ABSTRACT

Rosch (1973, 1977) has argued persuasively that color categories as well as other natural categories are not logical bounded entities in which all instances that possess a small set of critical features have equal status as category members. Rather, she maintains that color categories are internally structured into a prototype or best example with nonprototype members ordered from good to poor in terms of their similarity to the prototype. In 1975 Rosch published a series of experiments (Rosch, 1975a) designed to determine whether this prototype structure is reflected in the mental representation of color categories. She explored the structure of mental color codes using a priming paradigm in which subjects judged whether pairs of color chips were physically identical. On priming trials subjects were given the name of the appropriate color category prior to the presentation of the test pair. She reasoned that a prime can only facilitate a judgment when it activates a mental code which contains information needed to make the match.

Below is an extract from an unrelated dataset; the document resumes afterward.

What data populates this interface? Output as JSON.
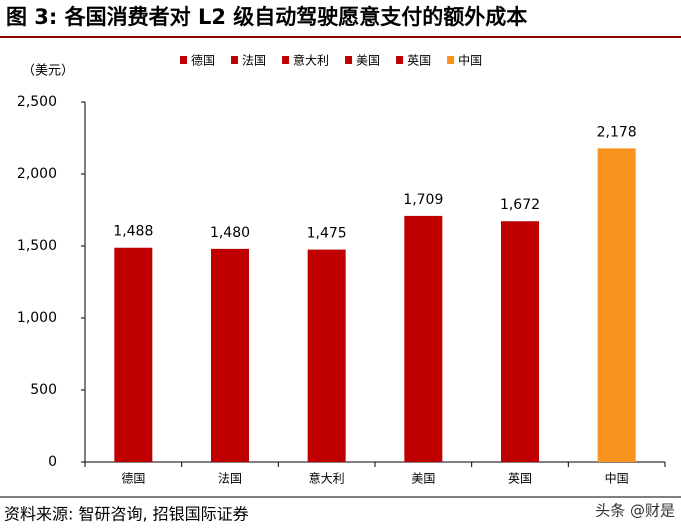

If the mental code generated to the category name corresponds to the prototype of the category, then judgments involving good members of the category (those similar to the prototype) should be facilitated more than judgments which involve poor examples of a category. In fact, it was found that for same judgments, responses to good pairs were facilitated and responses to poor pairs inhibited when the prime was presented prior to the test pair. A replication of this basic finding is presented in Fig. 7.1. These effects were eliminated when the prime was presented simultaneously with the test pair. Thus, Rosch concluded that in response to the category name subjects generated a representation of the category prototype that contained more information in common with good than with poor members of the category. Because the prime was only effective when presented prior to the test pair, she argued that information contained in the category prototype facilitated the encoding of good members of the category rather than a later decision process.